It’s tempting to think of leadership as some sort of mysterious alchemy, a special trait possessed only by the lucky few.
While it’s true that leadership evolves from a variety of soft skills that can be hard to define, it’s also true that leadership is a craft anyone can learn and perfect.
In Learning Leadership: The Five Fundamentals of Becoming an Exemplary Leader, James Kouzes and Barry Posner describe some of the ingredients in the secret sauce of leadership.
“Leaders can differ in lots of personal ways, but exemplary leaders universally engage in very similar practices,” they write.
Believe in yourself
Self-confidence, courage, authenticity – whatever you call it, leaders must possess a certain poise. Belief in yourself starts with knowing yourself, Kouzes and Posner write.
Before anything and everything else, they advise, develop learning skills. Learning means leaving your comfort zone, so take on challenging, “stretch assignments.” And forget about playing to your strengths: Work on your weaknesses, too.
Start by imitating great leaders; practice their ways and learn from them. When you start to feel uncomfortable mimicking others, move to the next stage, experimenting with different managerial styles that align with your leadership beliefs and values.
Gradually, you’ll develop an “authentic” leadership style of your own. It will come from your unique individuality – your background, experiences, values and beliefs.
Define your values and principled beliefs so you can communicate them clearly. People trust and follow leaders whose beliefs they understand.
Learn to serve others and to enlist others’ support. No leader does anything remarkable alone. You cannot lead without followers. Recognize your employees’ good work and make sure your vision of the future resonates with them. Understand what your people want, and show them how your vision and shared purpose align. Help people understand “what’s in it for them.”
You can’t excel by staying the same. Seek new and uncomfortable challenges. Taking on a challenge helps you achieve “flow,” a state in which you perform at your peak and find the greatest satisfaction. Don’t avoid risk or live tentatively. Be willing to commit errors, fail and learn. When you fail at first, stick with your goal. “Grit” always beats “talent.” Know your priorities and go after them. Think long term.
When you receive recognition or win an award, thank all the people who helped you. Nothing great happens when you act solo without asking for help. Your relationships drive your achievements as a leader. Reach out to those around you – including your employees – for advice. Learn to understand other people better and to enlist their support.
“Your success as a leader links inextricably to how well you understand others’ homes, dreams and aspirations,” they write.
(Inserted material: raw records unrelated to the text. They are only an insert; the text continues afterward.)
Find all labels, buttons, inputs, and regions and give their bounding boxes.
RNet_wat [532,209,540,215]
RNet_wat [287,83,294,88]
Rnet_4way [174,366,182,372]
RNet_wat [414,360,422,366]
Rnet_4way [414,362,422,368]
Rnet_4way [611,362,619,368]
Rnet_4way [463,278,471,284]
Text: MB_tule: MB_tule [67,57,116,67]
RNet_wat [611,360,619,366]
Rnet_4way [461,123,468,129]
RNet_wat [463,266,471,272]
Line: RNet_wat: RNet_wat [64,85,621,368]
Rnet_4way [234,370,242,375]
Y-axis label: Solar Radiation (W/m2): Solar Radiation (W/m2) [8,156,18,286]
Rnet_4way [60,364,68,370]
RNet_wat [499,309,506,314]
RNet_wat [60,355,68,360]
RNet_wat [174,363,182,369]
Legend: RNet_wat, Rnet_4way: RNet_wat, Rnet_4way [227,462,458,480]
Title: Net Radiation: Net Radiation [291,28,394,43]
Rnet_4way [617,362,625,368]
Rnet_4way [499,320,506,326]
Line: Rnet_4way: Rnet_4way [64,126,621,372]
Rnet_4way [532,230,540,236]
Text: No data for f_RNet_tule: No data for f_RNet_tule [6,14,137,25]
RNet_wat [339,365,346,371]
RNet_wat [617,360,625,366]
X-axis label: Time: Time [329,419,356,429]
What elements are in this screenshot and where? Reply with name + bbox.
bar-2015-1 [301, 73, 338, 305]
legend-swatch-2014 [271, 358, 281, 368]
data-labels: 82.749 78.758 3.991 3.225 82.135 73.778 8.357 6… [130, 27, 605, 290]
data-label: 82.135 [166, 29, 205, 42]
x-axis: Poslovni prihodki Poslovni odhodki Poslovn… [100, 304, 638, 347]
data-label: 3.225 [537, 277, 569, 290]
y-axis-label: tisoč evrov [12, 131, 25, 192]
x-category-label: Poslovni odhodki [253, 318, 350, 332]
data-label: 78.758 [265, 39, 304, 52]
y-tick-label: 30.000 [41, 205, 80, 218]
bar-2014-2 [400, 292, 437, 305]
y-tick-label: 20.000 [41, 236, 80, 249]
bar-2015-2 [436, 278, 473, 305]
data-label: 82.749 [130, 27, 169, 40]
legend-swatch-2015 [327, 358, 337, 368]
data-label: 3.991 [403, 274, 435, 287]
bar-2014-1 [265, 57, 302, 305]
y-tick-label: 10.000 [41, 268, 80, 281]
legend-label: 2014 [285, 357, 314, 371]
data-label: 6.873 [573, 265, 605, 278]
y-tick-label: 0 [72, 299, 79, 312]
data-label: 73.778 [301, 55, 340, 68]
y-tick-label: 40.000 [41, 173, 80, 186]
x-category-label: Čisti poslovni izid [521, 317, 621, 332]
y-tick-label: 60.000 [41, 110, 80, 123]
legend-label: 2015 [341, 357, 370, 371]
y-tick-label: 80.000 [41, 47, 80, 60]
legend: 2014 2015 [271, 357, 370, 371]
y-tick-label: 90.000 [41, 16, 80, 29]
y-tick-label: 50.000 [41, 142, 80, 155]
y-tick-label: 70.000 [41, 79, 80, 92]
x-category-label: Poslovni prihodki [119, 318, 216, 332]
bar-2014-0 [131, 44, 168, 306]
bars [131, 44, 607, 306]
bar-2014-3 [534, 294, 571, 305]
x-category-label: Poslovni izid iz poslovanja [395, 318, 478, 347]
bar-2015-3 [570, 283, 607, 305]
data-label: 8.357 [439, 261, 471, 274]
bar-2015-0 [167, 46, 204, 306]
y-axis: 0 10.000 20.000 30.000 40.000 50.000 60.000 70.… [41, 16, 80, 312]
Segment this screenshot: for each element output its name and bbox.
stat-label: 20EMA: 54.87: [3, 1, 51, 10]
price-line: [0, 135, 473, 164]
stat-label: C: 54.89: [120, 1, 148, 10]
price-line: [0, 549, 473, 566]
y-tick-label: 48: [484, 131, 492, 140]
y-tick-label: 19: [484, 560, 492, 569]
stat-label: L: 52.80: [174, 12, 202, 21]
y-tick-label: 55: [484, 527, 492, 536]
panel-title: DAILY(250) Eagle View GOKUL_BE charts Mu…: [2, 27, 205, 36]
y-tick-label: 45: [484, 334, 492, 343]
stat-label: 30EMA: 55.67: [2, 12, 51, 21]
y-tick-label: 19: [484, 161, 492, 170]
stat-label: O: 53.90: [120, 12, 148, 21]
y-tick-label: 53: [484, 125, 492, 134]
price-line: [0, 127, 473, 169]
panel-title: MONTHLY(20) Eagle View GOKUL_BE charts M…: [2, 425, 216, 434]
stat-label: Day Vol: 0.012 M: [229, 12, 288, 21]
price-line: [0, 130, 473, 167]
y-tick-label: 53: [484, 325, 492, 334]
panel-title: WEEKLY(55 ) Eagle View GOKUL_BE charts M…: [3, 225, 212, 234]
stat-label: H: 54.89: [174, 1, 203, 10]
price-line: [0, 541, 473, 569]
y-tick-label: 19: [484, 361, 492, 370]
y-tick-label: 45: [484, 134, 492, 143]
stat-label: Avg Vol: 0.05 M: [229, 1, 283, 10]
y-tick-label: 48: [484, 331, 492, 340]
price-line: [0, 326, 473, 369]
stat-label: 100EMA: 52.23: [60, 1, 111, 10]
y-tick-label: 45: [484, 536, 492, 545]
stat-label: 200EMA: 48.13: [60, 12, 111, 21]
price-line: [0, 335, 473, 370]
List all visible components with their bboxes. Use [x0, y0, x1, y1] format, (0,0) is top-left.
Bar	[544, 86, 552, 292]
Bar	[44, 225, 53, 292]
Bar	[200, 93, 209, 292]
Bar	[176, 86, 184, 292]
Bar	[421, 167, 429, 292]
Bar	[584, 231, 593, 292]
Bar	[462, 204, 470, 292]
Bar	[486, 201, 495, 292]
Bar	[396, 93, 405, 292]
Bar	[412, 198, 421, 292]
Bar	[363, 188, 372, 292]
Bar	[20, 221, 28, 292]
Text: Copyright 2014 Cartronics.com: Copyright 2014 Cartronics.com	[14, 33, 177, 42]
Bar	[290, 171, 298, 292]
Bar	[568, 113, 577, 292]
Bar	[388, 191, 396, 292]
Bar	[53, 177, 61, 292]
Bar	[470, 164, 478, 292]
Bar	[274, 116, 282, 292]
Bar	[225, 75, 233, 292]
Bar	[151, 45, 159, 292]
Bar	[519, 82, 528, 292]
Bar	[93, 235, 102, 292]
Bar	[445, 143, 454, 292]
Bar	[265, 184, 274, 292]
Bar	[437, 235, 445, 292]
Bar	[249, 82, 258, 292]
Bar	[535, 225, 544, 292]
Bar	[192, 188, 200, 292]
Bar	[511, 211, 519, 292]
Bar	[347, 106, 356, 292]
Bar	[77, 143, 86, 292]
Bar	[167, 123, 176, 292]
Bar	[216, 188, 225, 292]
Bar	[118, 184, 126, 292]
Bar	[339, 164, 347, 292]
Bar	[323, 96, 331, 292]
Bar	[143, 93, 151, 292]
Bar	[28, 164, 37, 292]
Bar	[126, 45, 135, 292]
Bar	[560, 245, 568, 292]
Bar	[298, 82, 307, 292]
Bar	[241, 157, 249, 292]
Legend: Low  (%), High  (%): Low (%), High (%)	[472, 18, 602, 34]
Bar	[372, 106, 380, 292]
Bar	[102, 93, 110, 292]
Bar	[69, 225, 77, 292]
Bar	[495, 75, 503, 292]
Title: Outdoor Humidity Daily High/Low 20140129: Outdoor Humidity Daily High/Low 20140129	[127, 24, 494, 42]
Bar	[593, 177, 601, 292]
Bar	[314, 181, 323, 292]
Practice is the reason top professionals perform their arduous tasks with apparent ease. That ease inspires people to believe mistakenly in natural leadership talent. No such thing exists. Only “deliberate practice” leads to greatness. Structure your leadership practices, think about what you do, set goals, devise techniques, build “muscle memory” and form healthy, disciplined habits – especially the habit of constant learning.